Friday, April 8, 2011

I Seem To Always Get Caught

When I was 13 years old I got caught. I got in trouble. They found something in my locker at school that should not have been there and the result was abandoning my fathers suburban tract home to reside at my mother's country sprawl. I was just learning to separate myself from my family identity and one mixed-up little girl was emerging. A few years later I moved back to the suburbs and it was not long before I got in trouble again. Same friends & more = same stuff & more. But this was private, this was at home, and I was grounded. I spent my 16th birthday grounded. I was allowed to go to work and that was it for like the whole summer grounded. I was not allowed to get my drivers license on my 16th birthday. But my father was never one to deprive me for long and I recall getting it about a month or two after. Those were two jarring experiences for me and equally for my parents too. The necessary and painful experiences that get you back on track to a life of independent success, not absorbed down the drain of too much excess. So I learned how to carry the party girl deep and well hidden. I still caused little bits of trouble for myself here and there, but none I could not get myself out of, none my parents were ever aware of. Like I said, she was well hidden. 

Around age 22 my body got me in trouble. First pancreas attack. It took another bout with Pancreatitis 6 months later to diagnose a genetic triglyceride malfunction that was causing them and drinking and eating were heavily curbed. Then comes the 3rd one at age 28. See after a few years pass, we get married, move to San Francisco and discover what it is like to have a bar literally downstairs from your house (a lot of fun!). The drinking and greasy food were back up again. So back on the wagon I go. Six months later I got sick and have never gotten better. In fact my entire life has been absorbed by overcoming and managing chronic illness. So what I am trying to say is that every time I have grown wayward in my intentions, my actions, something has stopped it. Something big has gotten in my way and put me on track again. I wonder if it has harmed me or saved me. One will never know.

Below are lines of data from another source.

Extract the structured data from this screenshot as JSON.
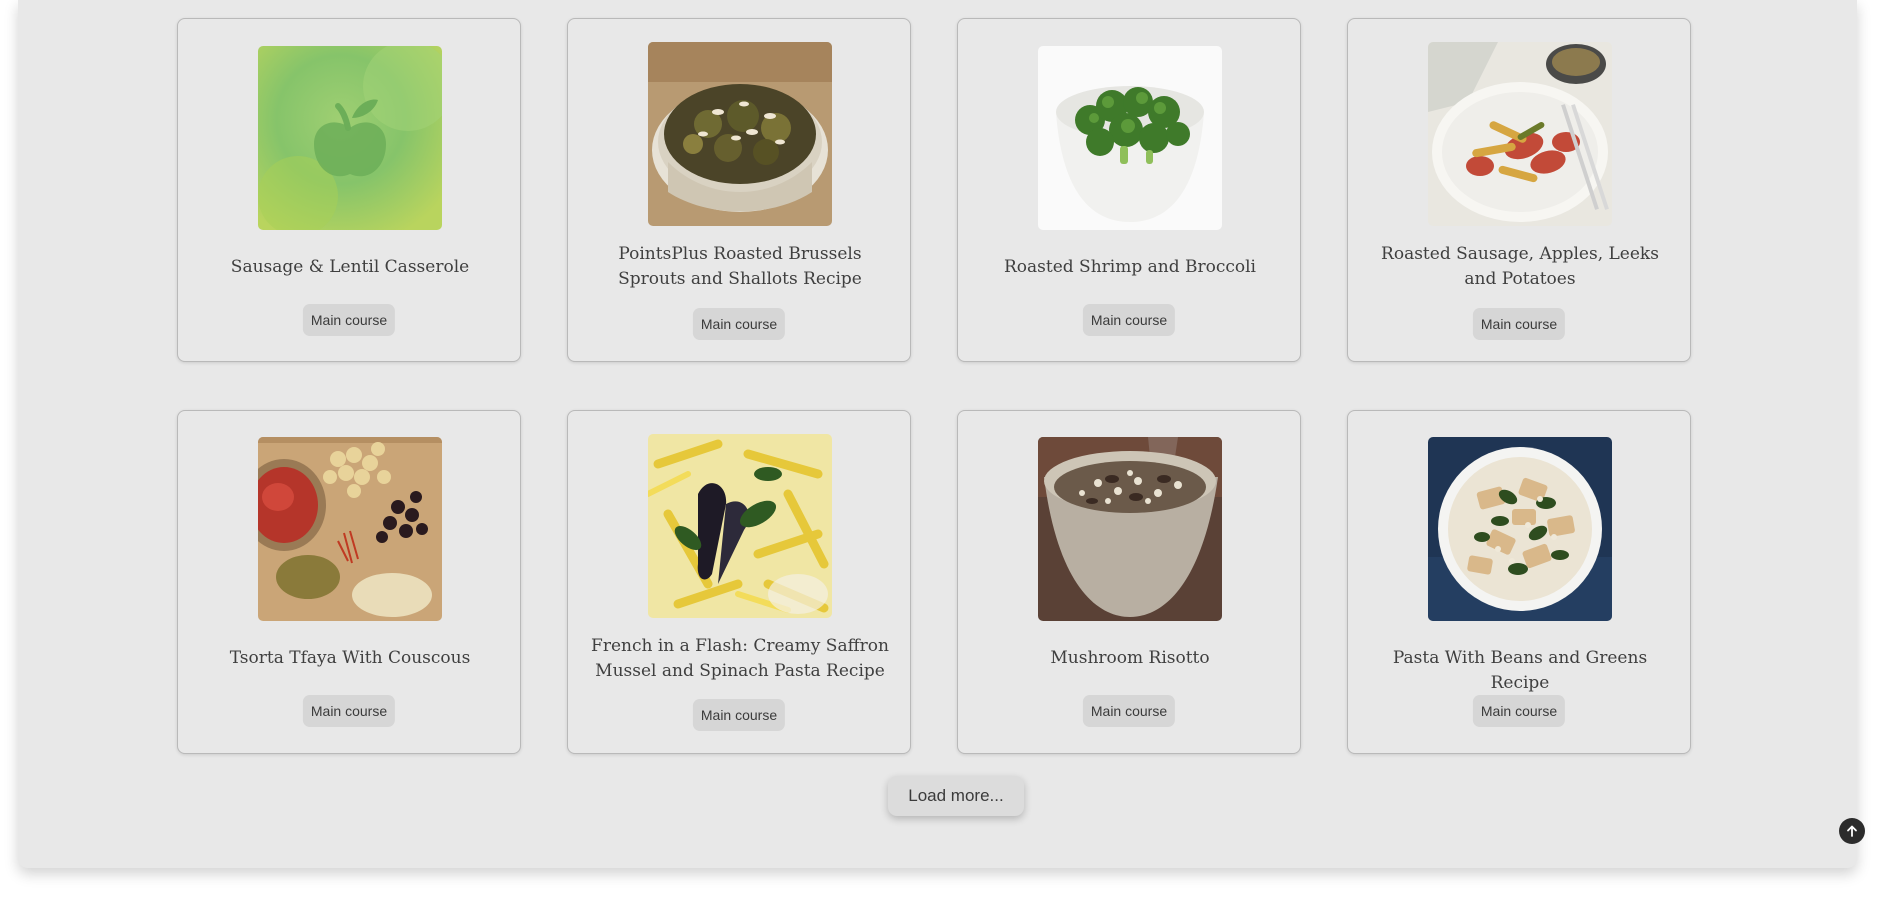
{
  "recipes": [
    {
      "title": "Sausage & Lentil Casserole",
      "category": "Main course",
      "image": "placeholder-apple-icon"
    },
    {
      "title": "PointsPlus Roasted Brussels Sprouts and Shallots Recipe",
      "category": "Main course",
      "image": "brussels-sprouts-photo"
    },
    {
      "title": "Roasted Shrimp and Broccoli",
      "category": "Main course",
      "image": "broccoli-bowl-photo"
    },
    {
      "title": "Roasted Sausage, Apples, Leeks and Potatoes",
      "category": "Main course",
      "image": "sausage-apples-plate-photo"
    },
    {
      "title": "Tsorta Tfaya With Couscous",
      "category": "Main course",
      "image": "spices-board-photo"
    },
    {
      "title": "French in a Flash: Creamy Saffron Mussel and Spinach Pasta Recipe",
      "category": "Main course",
      "image": "mussel-pasta-photo"
    },
    {
      "title": "Mushroom Risotto",
      "category": "Main course",
      "image": "risotto-bowl-photo"
    },
    {
      "title": "Pasta With Beans and Greens Recipe",
      "category": "Main course",
      "image": "pasta-greens-photo"
    }
  ],
  "load_more_label": "Load more...",
  "scroll_top_icon": "arrow-up-icon",
  "colors": {
    "panel": "#e8e8e8",
    "badge": "#d6d6d6",
    "button": "#dcdcdc",
    "scroll_top": "#2c2c2c"
  }
}
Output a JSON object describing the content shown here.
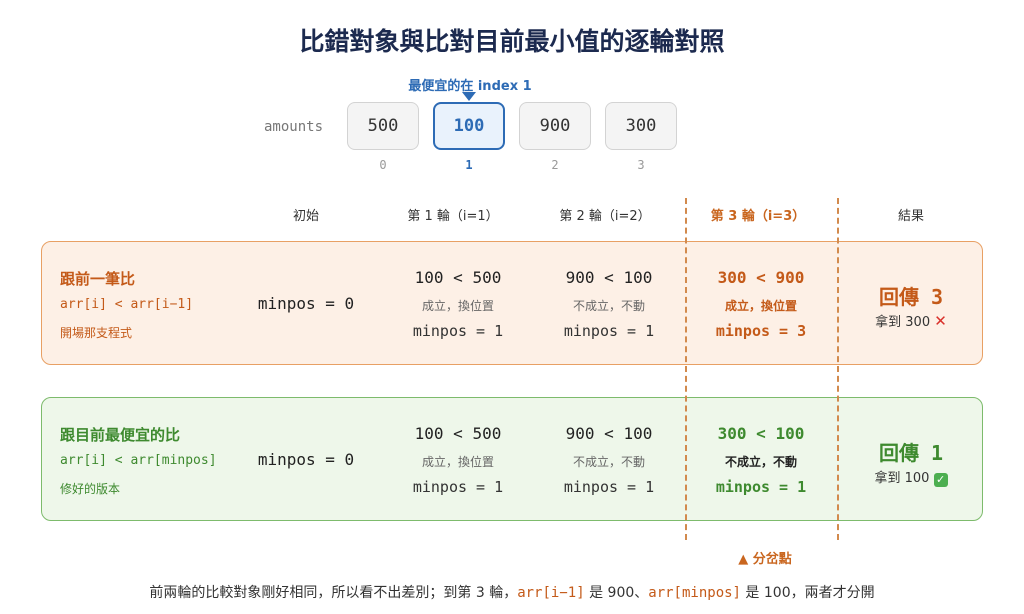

I can look at this as a curse or a blessing. Or maybe a little of both. This is tough stuff. The pain, fatigued, dazed existence of a Fibromyalgia patient. Very hard to embrace while life as planned necessarily goes away. Hides itself under a bucket of symptoms, waiting for you to get through them and to pick up that bucket and look under it. But they are impossible to get through. They are too strong, too many obstacles in your way, medicine does not understand, doctors do not understand, NOBODY UNDERSTANDS! I know that I have chosen in my life to seek out health and wellness. See I believe there are specific medical reasons why we experience CFS & Fibromyalgia. Science just does not know them yet. I believe they must find a cause before they can find a cure. I also believe the modern lifestyle is extremely unhealthy, entirely too convenient and not enough work where it counts. In making food, in exercising, in sleeping, oh you know me, the list goes on. So until they figure it out, advance enough to inform us what in our minds and bodies is causing these illnesses, I choose to be the healthiest me I can be. And that is striving for health, but more importantly forgiving myself for being human and nowhere near perfect.